Mis disculpas, maestro, necesitaba un poco de aire.

También hay ventanas en el estudio. ¿Te encuentras mal? Antes de obtener una respuesta, añadió: En ese caso, vístete para salir. Ser Michele de Becchi ha enviado a su criado a recoger la tabla del ángel que encargó, y quiero que vayas con él para que aprecie el parecido. El paseo te sentará bien, aunque no creo que tengas mal color. De hecho, estás ruborizado.

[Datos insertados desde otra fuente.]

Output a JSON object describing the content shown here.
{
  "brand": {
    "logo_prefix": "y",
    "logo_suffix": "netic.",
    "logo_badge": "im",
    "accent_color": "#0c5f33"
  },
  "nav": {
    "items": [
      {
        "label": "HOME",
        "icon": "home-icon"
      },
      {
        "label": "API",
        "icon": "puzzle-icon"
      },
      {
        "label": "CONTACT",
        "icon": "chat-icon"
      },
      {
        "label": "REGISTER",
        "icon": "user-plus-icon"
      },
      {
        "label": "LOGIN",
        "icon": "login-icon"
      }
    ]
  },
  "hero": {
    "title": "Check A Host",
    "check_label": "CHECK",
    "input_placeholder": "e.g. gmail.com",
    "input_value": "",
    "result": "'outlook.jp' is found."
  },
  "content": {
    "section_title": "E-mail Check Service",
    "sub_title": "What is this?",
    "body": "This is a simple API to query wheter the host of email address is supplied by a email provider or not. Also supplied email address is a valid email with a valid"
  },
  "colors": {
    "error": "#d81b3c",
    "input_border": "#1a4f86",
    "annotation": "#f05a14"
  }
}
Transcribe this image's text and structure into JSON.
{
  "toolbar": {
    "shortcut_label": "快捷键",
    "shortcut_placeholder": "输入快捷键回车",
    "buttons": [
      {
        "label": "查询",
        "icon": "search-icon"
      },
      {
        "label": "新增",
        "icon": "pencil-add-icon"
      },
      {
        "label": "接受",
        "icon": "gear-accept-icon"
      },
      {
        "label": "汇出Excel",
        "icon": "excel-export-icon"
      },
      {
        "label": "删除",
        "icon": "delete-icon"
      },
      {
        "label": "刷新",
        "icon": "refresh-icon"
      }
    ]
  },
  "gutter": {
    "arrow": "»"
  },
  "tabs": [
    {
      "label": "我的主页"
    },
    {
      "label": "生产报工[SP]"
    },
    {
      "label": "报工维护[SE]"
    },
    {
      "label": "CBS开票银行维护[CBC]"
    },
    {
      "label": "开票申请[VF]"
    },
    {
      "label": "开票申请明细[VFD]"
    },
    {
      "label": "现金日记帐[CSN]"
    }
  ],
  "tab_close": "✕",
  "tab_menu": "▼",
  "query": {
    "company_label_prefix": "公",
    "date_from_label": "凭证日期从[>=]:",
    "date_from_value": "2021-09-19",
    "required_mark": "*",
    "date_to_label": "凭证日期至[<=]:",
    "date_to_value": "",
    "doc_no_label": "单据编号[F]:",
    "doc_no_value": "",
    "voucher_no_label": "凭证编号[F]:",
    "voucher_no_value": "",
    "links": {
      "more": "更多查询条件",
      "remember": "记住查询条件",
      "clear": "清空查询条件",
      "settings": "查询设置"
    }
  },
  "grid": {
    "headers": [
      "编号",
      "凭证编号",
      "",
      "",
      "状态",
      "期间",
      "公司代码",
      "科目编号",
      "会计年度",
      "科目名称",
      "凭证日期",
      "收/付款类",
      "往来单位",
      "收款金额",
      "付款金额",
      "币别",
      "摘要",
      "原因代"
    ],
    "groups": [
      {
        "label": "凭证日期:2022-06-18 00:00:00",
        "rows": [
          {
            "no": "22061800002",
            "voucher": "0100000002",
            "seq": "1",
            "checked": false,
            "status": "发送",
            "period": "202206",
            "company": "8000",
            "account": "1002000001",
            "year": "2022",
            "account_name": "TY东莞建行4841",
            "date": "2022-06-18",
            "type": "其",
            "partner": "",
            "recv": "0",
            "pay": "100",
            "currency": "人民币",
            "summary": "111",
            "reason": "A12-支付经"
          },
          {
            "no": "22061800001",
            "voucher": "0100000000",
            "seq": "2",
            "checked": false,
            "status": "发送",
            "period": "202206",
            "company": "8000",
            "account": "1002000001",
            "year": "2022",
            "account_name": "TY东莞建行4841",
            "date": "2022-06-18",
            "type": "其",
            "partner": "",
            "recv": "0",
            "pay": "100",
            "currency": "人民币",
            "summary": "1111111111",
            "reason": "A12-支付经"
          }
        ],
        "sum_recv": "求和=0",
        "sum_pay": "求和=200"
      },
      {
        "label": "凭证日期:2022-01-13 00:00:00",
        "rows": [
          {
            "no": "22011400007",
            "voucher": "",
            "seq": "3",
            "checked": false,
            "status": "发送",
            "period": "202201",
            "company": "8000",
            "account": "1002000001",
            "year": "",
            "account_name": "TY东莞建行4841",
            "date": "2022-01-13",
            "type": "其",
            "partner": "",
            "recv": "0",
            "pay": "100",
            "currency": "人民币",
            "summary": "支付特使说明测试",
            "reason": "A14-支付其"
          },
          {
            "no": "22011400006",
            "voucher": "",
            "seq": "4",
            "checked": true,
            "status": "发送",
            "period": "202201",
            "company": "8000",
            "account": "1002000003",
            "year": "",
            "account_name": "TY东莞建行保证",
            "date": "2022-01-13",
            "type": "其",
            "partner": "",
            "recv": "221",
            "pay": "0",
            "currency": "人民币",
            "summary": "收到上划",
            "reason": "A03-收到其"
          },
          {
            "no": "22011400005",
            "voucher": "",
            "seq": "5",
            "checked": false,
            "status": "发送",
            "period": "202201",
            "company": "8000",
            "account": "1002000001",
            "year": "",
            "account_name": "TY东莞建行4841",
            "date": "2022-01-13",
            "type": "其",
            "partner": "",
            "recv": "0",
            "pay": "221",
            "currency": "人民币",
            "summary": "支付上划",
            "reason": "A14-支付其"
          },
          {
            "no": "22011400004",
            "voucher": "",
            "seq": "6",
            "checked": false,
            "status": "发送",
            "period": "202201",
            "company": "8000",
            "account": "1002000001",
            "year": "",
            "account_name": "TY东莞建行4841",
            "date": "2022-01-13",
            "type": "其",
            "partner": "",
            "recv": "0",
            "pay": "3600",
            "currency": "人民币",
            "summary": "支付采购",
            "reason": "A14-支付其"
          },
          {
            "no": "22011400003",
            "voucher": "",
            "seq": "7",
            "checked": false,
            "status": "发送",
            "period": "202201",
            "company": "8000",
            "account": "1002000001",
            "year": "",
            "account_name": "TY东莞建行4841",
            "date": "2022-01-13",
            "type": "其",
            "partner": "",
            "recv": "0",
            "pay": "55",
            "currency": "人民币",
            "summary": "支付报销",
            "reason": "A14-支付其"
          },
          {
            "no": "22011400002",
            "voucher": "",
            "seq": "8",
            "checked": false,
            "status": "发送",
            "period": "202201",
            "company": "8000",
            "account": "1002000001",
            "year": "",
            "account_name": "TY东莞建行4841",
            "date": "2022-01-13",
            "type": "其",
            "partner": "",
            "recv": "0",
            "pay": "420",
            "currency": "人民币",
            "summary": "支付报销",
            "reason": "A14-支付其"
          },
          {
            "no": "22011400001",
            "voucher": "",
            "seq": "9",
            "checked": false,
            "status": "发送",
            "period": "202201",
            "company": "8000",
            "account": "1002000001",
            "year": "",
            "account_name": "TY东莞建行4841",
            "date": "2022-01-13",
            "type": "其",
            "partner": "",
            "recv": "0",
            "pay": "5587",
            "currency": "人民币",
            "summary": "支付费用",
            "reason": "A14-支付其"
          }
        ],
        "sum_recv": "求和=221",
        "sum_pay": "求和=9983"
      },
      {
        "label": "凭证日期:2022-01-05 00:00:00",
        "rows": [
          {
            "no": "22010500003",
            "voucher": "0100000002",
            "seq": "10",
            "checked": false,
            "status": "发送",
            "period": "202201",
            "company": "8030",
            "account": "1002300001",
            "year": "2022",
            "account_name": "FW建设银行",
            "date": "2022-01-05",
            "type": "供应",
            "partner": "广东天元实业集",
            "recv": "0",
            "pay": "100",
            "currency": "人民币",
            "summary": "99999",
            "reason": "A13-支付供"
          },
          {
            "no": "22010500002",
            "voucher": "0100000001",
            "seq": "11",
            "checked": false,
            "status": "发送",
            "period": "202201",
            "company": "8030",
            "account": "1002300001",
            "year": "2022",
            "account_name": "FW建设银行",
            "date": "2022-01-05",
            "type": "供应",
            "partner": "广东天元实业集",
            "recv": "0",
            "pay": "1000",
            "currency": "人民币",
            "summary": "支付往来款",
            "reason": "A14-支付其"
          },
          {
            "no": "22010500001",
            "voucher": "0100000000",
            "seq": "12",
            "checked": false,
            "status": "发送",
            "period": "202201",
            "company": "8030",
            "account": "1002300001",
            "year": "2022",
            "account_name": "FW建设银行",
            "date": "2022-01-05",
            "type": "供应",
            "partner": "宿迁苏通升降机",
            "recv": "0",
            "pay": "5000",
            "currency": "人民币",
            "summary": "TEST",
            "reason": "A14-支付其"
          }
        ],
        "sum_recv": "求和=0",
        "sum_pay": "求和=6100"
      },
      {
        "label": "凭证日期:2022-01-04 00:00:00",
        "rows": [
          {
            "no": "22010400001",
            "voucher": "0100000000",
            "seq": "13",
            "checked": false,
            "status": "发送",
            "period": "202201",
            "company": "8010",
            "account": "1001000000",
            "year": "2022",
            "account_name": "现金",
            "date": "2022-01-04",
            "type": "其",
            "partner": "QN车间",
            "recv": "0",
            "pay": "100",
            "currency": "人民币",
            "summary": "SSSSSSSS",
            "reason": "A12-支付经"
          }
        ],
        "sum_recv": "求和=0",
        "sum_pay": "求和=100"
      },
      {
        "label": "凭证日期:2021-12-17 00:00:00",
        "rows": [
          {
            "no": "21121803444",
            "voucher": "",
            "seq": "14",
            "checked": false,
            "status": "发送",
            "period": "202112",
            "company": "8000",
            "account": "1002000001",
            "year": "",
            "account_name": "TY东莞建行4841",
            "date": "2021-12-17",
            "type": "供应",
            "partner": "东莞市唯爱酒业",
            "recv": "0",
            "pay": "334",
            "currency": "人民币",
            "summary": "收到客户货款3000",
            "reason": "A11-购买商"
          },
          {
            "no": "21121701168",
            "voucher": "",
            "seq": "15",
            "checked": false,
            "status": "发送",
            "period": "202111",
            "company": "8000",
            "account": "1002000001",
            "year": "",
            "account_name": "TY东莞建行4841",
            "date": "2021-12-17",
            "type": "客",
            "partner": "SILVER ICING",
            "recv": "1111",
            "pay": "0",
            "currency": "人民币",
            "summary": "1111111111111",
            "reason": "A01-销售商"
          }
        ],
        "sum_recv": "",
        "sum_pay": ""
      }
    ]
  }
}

Le tomó la barbilla, lo inspeccionó bajo la claridad y aprovechó la ausencia de testigos para depositar un beso en la comisura de sus labios. Y habría ido más allá si el azorado muchacho no hubiese huido a cumplir sus órdenes.

Por supuesto, Navekhen lo siguió.






La casa de Ser Michele, próxima a la Piazza della Signoria, era una gloria de viejos tiempos, amplia y opulenta, siempre sumida en la penumbra. El olor a humedad, los ajados tapices y cortinas, los muebles pasados de moda... Todo contribuía a crear una atmósfera particular que disgustaba al aprendiz, más aficionado a la sencillez.

El amo de la casa los esperaba, a él y al cuadro, en una pequeña sala de la planta baja cuyas ventanas fueron abiertas de par en par para permitir el paso de la luz. Aparte de aparentar más edad de la real, no poseía ningún rasgo sobresaliente; una manta cubría su pierna derecha, posible signo de que no solía abandonar aquellas paredes. Su rostro avejentado se posó en el paquete rectangular y después se levantó hacia el alto aprendiz de ondulados cabellos rubios que se lo presentaba.

Ser Michele comenzó Leonardo, con su voz bien modulada. Que fuera joven no quería decir que careciese del don de la elocuencia. Mi maestro Verrocchio os envía vuestro encargo con sus respetos, y os...

Luego, luego, muchacho. Muéstramelo, muéstrame el cuadro.

Obedeció, apartando la tela que ocultaba la imagen en tonos blancos, amarillos y dorados de un ángel en actitud de guía. La semejanza entre ambos era evidente, y el dueño de la casa alternó la vista entre uno y otro, tan complacido que parecía al borde de sufrir un rapto místico.

Ah... Hermoso, muy hermoso, sí. Y tú, muchacho, eres en verdad un ángel. Ven, acércate, deja que os vea bien, tanta luz me ciega. —Así lo hizo. Cuando el hombre estiró una mano de dedos hinchados, Leonardo se temió, por un momento, que pretendiese acariciarlo. Se detuvo, no obstante, antes de atreverse a ello. El buen padre tenía razón: debía acudir a Verrocchio, y solo a él, para que me proporcionara algo digno de honrar al Creador.

Navekhen, una sombra a las espaldas de su protegido desde que abandonase el taller, mostró un especial interés en las últimas palabras del caballero. Ya se disponía a hacerle señas para que le tirase de la lengua, cuando este se adelantó. Un Leonardo inquisitivo... Bien, eso no podía sorprender a nadie.

¿El buen padre? ¿A quién os referís, Ser Michele?

El aludido dedicó algunos instantes más a perderse en la contemplación de su encargo.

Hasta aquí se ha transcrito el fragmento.